On the subject of whether the publication under those circumstances can be deemed to have been authorized by the defendants, and the customary practice in respect to such *264publications, the telegraph editor of the Daily Northwestern testified to the following effect: Articles based on supreme court cases are printed when the decisions are handed down by that court and are reported over the Associated Press as being out. That is the information on decisions, and was regarded at the time as a release for the printing of these stories. He never received a telegram from the Associated Press telling him to release or not to release a story of that kind.' The information upon which such a story is published is the list of decisions sent out by the Associated Press, in which the decisions are classified as either “affirmed,” or “reversed,” or “appeal dismissed.” The Associated Press also sends out additional information as to the alternative word to strike out of the story sent, to assist in editing it. That is only used as information as to what word is to be struck out of the story sent by the Associated Press, so as to check the story with the supreme court decision. That information is not depended on for releasing the story. The stories are published when either the list of decisions or the list of alternative readings is received. If the alternative readings come first, the story is gotten out in order to prepare the copy, but usually the list of decisions comes first, and then the story is published. Another witness, who was the president and general manager of the corporation which published the Daily Northwestern, and who had been in the newspaper business for forty years, testified that the article was handled in the Daily Northwestern as all other supreme court stories were handled. They took the telegram, which announced the decisions of the supreme court, for the release, as was their practice at that time. In stories like that, the only release was the information as to the decisions of the supreme court being handed down. When the court came in, the stories of that nature were automatically released.
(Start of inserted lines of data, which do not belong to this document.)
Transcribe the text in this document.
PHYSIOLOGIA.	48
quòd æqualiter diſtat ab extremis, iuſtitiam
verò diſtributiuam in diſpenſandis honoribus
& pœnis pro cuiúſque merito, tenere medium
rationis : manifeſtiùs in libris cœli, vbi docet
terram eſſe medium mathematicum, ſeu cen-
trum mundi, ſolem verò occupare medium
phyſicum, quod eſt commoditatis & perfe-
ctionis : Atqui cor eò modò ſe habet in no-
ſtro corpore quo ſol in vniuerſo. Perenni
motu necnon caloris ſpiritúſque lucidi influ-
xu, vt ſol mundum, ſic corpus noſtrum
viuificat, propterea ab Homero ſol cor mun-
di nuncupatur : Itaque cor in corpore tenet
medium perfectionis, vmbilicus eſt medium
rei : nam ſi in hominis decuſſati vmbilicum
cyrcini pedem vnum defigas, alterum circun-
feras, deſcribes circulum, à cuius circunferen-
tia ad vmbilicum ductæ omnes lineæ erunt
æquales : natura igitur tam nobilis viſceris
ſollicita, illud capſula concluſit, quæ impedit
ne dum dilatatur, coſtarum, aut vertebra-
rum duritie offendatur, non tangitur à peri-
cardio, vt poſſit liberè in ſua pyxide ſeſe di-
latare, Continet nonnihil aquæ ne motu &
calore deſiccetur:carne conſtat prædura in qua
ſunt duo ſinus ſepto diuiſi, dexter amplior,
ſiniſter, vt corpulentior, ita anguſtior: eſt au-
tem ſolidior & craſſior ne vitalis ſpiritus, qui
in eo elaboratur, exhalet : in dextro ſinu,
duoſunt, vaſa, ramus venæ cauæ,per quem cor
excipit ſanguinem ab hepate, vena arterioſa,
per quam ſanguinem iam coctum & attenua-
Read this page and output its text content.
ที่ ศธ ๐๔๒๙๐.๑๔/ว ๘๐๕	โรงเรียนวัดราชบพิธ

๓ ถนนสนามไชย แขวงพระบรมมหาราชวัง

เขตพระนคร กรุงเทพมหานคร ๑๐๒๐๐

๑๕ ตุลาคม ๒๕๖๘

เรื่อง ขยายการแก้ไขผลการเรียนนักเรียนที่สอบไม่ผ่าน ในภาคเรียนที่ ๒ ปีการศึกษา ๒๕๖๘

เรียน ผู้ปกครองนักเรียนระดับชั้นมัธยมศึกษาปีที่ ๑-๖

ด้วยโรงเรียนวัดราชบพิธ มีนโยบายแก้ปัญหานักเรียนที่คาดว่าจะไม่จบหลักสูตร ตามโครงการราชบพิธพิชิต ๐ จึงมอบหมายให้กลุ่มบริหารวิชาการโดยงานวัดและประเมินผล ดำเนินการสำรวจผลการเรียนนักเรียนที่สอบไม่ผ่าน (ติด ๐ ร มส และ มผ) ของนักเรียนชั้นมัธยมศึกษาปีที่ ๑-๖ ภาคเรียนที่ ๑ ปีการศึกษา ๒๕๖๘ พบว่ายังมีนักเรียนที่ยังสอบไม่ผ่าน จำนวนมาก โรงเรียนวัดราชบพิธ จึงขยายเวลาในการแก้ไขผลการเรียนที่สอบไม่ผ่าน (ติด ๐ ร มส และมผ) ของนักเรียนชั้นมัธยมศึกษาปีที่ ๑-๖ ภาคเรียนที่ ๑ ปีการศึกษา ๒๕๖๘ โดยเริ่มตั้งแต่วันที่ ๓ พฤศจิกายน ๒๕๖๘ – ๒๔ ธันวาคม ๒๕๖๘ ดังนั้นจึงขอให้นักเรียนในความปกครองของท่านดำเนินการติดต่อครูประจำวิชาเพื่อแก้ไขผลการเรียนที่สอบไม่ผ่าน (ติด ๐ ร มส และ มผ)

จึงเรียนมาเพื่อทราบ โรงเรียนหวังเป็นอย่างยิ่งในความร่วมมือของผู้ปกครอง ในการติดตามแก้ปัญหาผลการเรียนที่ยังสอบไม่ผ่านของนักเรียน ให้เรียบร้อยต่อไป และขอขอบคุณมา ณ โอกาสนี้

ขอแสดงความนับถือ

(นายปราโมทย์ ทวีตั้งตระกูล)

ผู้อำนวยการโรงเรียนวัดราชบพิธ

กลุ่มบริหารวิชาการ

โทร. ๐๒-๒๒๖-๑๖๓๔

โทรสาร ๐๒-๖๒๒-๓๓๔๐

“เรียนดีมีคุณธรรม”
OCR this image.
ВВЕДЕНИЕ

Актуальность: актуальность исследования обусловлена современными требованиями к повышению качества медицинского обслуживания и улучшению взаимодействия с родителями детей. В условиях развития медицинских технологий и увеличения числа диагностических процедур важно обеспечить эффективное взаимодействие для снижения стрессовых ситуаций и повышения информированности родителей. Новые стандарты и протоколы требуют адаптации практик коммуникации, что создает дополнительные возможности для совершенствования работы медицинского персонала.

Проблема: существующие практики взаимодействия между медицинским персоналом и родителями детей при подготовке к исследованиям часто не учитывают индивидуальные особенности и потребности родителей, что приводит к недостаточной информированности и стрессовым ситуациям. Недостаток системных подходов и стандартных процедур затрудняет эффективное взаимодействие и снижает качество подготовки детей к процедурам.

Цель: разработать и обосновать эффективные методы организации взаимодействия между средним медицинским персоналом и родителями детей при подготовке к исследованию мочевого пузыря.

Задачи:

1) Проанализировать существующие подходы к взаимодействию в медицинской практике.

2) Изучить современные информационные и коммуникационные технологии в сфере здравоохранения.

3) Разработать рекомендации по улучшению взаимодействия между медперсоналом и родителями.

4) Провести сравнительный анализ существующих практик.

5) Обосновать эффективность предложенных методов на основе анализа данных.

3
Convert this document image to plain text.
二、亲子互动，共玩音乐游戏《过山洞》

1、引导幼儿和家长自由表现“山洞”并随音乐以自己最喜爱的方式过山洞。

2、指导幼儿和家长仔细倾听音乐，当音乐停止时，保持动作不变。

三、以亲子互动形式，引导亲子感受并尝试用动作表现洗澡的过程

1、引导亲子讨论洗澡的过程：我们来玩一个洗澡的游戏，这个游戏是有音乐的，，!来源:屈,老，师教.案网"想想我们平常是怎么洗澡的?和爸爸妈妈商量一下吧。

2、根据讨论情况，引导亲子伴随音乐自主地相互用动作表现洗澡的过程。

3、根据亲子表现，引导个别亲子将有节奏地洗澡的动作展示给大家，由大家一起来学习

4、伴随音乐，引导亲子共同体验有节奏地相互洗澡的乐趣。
. Although there were contradictions in the testimony of the witnesses, it was for the jury to determine the truth and *265facts in those respects. In the final analysis, in view of that testimony as to the customary practice, coupled with the instruction sent by the defendants with the article prior to March 10, 1931, and their telegram on April 7, 1931, which listed the Kelm case with the notation “appeal dismissed,” it was within the province of a jury to find that, as .the result of the defendants’ acts, the article had been released for use by the Association’s members, and that the publication thereof in the Daily Northwestern was an authorized, and natural and probable consequence of those acts.